Any, all, or specific options for container attacks

Monitoring attacks in real time

You can observe your environments in real-time in Gremlin for CPU or Shutdown experiments, to quickly verify the effect of your experiments. For CPU attacks, you can see the statistics for CPU load; for Shutdown attacks, you can see machine uptime.

Monitor CPU attacks in real time

Enabling Attack Visualizations

Company Admins and Owners can turn this feature on for their company by visiting the Company Settings, clicking Settings, and toggling Attack Visualizations on. Only data relevant to the attack is collected and no data is collected when attacks are not running.
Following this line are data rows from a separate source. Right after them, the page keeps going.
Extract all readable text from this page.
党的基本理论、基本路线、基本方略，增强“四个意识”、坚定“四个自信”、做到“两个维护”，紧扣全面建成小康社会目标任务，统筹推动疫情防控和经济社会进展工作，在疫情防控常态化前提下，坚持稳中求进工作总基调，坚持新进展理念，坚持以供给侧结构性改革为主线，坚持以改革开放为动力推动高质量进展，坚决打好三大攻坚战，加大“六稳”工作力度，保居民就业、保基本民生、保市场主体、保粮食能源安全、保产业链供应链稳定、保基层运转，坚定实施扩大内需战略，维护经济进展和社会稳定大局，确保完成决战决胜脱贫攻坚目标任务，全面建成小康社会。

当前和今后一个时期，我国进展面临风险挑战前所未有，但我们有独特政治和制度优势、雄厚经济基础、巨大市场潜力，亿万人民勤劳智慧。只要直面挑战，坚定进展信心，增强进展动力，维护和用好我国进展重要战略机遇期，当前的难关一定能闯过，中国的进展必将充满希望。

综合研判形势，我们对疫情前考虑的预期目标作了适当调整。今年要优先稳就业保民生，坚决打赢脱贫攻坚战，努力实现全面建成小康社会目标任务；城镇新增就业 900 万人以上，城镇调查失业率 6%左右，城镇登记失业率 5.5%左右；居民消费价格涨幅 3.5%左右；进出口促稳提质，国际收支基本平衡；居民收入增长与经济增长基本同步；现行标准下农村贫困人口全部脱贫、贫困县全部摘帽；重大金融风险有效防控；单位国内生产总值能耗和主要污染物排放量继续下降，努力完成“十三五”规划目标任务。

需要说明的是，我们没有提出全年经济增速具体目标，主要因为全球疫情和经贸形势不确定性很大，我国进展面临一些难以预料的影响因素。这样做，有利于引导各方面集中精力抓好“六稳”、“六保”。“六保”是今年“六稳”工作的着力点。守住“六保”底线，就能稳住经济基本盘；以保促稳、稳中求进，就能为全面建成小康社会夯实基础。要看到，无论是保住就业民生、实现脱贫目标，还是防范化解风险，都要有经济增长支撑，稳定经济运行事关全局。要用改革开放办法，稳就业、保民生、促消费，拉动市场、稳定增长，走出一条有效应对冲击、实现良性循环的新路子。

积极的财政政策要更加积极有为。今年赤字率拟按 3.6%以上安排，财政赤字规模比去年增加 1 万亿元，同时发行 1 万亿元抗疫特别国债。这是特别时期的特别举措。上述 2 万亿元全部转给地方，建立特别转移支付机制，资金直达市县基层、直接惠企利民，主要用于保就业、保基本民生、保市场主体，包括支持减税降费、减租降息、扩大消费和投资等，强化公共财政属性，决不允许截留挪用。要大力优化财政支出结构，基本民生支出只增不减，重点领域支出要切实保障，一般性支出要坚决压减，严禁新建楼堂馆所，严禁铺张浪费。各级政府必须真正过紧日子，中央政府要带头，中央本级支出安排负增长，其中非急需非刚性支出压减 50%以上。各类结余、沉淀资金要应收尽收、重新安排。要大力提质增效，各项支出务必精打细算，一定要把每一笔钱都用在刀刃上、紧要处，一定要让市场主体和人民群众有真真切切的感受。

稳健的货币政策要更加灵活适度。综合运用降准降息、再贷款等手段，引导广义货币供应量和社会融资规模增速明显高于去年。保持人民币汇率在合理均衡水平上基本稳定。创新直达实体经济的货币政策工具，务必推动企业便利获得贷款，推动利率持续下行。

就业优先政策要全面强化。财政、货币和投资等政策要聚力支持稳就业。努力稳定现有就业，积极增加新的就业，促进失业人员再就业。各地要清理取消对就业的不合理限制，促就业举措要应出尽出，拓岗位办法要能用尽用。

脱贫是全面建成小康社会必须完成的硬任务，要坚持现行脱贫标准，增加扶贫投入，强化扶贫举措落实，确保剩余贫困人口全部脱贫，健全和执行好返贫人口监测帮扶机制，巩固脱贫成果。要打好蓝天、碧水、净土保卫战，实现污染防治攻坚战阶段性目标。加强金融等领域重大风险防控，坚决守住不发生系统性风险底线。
Overriding Attack Visualizations for a host

To prevent any host from sending metrics to populate attack visualization charts, add PUSH_METRICS="0" to the configuration for 'gremlind' on that host. This will override the company preference and will prevent that particular host from sending metrics.

Parameter reference

For details on parameters supplied to individual attacks, check out the links to the individual attack pages at the beginning of this page.

Multiple values

Port and address options can be used multiple times in a single command.

bash
1# Attack both DynamoDB and database.mydomain.org
2gremlin attack latency -h dynamodb.us-west-1.amazonaws.com -h database.mydomain.org

Alternatively, a , can also be used to specify multiple values.

bash
1gremlin attack latency -p 8080,443

Exclude rules

A ^ can be used before a port or address to exclude that argument from the set of impacted network targets.

bash
1# Slow down all ports except DNS port
2gremlin attack latency -p ^53

This can be particularly useful for excluding a specific IP from a range that is otherwise impacted by the attack.

bash
1# Blackhole all hosts in 10.0.0.0/24 except for 10.0.0.11
2gremlin attack blackhole -i 10.0.0.0/24 -i ^10.0.0.11

Device discovery

All network attacks accept a --device argument that refers to the network interface to target. Gremlin network attacks target only one network interface at a time. When unspecified, Gremlin chooses an interface according to the following order of operations:

  • Gremlin omits all loopback devices (determined by [RFC1122]).
  • Gremlin selects the device with the lowest interface index that starts with eth, en, or for Windows Ethernet.
  • If nothing was found, Gremlin selects the device with the lowest interface index that is non-private (according to [RFC1918]).
  • If nothing was found, Gremlin selects the first device with the lowest interface index.